Chronique par Jean-Michel Van Schouwburg sur Orynx-improv’andsounds (6 mai 2014) et ImproJazz (juillet/août 2014)

Faisant suite à un excellent premier album, Sens Radiants est une improvisation d’un seul tenant de 55’28’’ qui occupe tout l’espace de bien bel album. Le nom du label, l’Arbre Sombre, évoque une ramure épaisse et imposante, à l’ombre de laquelle rayonne la musique. Mais celle de Sens Radiants, d’une constante épaisseur, fait songer à autre chose qu’à des ramifications. Contrairement à tous les trios souffleur(s) contrebasse batterie depuis Spiritual Unity (Ayler Peacock Murray) jusqu’à ceux de Charles Gayle, Fred Anderson et de Peter Brötzmann, l’équipe de Sens Radiants situe son propos loin de l’énergie expressionniste des susnommés ou de l’extrême multiplicité des lignes du trio Parker/Guy/Lytton.  Elle fait sienne l’exploration introspective des sons et des gestes comme l’ont développée les Doneda, Blondy, Mariage, Guionnet, Sophie Agnel, Christine Sehnaoui et beaucoup d’autres.
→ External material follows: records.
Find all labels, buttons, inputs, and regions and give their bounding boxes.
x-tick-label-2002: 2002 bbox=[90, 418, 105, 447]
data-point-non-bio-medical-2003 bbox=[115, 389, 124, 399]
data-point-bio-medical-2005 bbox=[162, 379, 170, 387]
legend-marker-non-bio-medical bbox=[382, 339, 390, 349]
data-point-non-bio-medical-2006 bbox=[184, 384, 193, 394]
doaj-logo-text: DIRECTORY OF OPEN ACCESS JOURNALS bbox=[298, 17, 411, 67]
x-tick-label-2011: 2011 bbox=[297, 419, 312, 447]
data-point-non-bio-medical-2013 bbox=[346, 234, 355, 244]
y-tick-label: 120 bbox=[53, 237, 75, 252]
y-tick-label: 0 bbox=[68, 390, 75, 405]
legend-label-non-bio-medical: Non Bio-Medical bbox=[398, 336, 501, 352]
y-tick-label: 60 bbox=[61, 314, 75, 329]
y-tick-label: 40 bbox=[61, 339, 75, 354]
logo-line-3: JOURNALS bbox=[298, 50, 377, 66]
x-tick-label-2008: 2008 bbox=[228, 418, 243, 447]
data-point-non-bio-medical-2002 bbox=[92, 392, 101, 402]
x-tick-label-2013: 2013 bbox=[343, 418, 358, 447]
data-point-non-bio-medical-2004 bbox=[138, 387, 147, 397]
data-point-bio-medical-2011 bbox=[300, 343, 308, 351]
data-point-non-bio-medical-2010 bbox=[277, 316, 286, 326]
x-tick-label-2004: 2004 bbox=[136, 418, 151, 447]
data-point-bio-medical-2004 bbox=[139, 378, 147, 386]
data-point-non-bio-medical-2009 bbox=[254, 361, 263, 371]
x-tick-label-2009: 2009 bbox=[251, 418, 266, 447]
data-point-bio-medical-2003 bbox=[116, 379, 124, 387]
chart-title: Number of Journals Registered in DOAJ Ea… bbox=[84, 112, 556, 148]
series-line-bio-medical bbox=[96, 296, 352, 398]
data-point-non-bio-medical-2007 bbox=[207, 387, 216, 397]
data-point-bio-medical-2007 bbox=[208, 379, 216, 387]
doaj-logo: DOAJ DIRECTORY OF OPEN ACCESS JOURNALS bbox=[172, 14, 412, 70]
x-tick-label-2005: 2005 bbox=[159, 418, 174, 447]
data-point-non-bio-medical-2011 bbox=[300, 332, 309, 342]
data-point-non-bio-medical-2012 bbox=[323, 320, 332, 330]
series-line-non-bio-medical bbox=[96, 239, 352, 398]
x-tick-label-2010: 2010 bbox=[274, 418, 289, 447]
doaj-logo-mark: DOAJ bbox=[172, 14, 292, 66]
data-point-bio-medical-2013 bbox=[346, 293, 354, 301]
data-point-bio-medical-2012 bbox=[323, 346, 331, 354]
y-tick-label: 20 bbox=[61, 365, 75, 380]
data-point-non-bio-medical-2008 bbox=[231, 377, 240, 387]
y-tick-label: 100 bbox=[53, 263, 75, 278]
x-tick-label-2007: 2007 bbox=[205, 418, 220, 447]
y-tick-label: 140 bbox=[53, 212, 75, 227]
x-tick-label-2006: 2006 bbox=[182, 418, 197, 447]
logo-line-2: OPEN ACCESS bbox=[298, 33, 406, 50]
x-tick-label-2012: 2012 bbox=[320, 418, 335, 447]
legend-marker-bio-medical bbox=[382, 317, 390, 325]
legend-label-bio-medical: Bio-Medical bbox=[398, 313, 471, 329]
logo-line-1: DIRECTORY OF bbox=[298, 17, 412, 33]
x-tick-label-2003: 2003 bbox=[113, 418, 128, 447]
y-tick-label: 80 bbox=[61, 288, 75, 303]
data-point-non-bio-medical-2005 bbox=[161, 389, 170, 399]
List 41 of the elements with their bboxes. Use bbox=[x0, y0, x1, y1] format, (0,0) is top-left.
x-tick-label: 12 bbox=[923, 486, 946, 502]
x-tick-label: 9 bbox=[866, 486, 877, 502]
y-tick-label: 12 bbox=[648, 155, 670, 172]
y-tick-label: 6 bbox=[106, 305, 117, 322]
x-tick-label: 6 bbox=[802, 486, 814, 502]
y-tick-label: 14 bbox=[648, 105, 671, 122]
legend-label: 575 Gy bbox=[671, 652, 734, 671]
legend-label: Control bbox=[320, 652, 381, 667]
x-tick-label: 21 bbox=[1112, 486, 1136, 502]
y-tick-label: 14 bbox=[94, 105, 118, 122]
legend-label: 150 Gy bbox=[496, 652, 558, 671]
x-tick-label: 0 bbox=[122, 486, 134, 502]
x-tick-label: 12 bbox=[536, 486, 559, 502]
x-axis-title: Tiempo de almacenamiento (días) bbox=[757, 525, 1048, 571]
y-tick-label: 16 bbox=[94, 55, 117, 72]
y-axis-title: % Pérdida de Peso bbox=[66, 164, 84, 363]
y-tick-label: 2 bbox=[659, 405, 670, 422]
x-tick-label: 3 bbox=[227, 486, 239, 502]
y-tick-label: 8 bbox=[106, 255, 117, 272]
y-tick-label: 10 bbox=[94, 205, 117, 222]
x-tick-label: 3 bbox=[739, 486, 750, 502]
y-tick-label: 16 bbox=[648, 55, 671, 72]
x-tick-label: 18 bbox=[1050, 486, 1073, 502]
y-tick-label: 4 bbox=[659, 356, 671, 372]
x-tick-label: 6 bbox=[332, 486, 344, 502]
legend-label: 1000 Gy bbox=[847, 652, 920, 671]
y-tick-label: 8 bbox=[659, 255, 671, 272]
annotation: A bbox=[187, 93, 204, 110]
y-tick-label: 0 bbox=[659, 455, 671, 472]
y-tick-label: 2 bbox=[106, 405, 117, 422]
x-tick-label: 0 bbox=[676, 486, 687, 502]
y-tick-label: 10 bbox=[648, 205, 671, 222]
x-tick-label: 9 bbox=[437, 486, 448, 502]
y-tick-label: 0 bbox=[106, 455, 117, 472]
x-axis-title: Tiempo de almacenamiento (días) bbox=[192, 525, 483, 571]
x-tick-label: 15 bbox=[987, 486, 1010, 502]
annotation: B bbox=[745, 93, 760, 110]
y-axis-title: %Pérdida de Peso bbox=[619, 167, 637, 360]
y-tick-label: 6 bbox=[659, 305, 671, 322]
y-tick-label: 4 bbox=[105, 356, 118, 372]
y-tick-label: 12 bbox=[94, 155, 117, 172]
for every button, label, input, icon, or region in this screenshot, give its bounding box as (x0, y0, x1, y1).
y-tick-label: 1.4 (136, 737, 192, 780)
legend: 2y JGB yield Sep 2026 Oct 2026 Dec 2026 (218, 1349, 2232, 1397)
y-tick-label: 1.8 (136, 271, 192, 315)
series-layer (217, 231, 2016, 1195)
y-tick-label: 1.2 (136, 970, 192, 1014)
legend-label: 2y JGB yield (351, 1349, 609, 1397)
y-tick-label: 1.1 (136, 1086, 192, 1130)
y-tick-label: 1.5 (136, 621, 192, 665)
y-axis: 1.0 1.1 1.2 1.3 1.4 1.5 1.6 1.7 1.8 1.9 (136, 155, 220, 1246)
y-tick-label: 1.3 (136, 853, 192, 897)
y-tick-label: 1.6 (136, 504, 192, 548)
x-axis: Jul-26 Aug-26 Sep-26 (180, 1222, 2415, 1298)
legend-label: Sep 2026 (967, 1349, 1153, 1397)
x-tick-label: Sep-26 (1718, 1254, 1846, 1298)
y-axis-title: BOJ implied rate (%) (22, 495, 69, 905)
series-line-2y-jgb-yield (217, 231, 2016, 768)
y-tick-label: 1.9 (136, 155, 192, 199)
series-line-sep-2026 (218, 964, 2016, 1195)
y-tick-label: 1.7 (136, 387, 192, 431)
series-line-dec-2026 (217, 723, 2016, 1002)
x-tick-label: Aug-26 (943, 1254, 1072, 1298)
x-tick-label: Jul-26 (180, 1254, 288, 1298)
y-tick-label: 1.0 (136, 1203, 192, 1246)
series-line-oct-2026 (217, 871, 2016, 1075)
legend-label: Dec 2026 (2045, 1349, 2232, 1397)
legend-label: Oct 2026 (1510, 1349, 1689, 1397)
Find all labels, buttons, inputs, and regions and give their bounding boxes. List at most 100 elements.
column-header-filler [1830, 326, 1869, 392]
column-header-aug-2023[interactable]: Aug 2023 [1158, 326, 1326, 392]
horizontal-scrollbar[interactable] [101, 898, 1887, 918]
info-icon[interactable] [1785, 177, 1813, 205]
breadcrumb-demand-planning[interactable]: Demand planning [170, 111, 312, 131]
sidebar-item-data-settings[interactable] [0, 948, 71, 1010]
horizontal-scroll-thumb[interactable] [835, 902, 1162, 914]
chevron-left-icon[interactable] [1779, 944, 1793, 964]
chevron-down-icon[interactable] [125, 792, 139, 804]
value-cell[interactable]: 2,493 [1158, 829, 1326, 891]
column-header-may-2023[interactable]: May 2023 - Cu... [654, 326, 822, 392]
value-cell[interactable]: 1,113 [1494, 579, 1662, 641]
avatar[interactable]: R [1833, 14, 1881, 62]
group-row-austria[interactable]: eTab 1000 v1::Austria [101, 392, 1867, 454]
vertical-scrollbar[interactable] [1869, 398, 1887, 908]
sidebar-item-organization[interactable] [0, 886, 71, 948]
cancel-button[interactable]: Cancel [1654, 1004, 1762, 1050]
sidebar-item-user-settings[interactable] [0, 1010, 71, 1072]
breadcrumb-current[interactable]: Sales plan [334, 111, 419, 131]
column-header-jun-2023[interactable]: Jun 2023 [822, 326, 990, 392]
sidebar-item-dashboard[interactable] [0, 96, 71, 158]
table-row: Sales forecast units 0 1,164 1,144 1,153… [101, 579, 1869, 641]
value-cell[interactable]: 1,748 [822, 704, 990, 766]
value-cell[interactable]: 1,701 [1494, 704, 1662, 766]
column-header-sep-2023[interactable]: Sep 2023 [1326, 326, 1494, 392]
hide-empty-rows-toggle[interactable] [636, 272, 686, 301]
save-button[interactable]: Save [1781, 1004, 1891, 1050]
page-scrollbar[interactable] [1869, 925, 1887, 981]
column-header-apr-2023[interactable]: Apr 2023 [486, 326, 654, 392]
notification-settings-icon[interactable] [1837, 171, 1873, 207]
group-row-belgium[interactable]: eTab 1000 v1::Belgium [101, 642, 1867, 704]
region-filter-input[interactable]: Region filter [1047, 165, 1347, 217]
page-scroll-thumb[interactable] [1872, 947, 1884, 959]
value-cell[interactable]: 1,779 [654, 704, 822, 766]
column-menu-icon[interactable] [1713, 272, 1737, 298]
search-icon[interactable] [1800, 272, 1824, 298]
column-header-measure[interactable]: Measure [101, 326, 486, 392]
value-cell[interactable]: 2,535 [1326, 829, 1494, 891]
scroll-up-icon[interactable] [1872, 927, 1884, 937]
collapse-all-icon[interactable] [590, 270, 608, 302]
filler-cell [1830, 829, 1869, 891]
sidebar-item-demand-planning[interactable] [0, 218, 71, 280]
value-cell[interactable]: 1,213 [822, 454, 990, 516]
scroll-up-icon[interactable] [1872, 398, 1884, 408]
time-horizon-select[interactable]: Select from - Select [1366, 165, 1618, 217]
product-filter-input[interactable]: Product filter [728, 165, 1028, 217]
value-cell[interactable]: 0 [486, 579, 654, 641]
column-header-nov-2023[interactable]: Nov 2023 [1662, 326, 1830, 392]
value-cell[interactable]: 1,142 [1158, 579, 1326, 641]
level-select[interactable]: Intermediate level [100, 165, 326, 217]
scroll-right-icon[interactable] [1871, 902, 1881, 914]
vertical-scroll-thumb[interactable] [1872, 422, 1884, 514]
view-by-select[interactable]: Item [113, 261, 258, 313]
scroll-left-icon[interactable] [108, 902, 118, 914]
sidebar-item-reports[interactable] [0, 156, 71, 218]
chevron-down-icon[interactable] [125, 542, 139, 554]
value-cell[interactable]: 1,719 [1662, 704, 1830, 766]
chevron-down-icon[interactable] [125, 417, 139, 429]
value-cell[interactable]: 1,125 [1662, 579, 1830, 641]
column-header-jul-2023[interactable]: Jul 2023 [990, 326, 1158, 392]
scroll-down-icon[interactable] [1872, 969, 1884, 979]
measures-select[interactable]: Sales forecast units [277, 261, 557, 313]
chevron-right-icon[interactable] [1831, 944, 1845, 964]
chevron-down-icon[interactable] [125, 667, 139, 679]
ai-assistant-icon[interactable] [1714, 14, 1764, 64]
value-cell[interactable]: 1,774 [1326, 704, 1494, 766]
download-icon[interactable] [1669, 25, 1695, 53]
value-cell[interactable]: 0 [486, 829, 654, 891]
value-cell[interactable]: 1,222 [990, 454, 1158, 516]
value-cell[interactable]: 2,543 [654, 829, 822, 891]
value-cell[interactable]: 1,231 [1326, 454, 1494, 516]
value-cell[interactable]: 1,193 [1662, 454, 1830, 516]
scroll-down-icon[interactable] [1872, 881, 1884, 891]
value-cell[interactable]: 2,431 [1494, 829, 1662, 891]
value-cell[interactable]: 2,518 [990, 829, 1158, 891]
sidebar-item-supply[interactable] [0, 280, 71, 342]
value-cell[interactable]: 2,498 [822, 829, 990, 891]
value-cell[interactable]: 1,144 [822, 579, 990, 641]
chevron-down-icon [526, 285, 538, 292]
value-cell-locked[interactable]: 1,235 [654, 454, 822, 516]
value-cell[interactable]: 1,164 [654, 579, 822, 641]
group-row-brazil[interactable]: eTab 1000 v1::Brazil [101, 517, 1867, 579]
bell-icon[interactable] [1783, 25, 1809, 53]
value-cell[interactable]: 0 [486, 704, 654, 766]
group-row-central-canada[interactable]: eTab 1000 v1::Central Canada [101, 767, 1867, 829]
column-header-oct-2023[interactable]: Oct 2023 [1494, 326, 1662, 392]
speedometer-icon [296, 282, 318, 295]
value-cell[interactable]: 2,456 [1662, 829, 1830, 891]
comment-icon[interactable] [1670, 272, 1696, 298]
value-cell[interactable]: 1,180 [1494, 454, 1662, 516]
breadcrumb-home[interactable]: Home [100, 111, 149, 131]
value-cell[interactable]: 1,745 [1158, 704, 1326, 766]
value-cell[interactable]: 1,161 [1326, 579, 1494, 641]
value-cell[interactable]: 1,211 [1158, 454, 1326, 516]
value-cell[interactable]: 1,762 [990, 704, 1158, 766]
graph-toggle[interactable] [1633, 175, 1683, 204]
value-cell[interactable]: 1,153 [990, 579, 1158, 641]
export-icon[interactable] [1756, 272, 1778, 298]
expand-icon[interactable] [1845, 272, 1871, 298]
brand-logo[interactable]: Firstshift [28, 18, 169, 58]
Un musicien français réputé pour son attitude pionnière, aussi ouvert qu’exigeant (auto-exigeant) et musicalement radical, et dont je tairai le nom, m’a un jour écrit il y a une dizaine d’années à propos des récents développements dans l’improvisation radicale décrite à l’époque comme « réductionniste ». Il y décelait déjà une forme de « posture » (minimalist attitude) qui pourrait se révéler dommageable pour la qualité de la musique et son appréciation communautaire.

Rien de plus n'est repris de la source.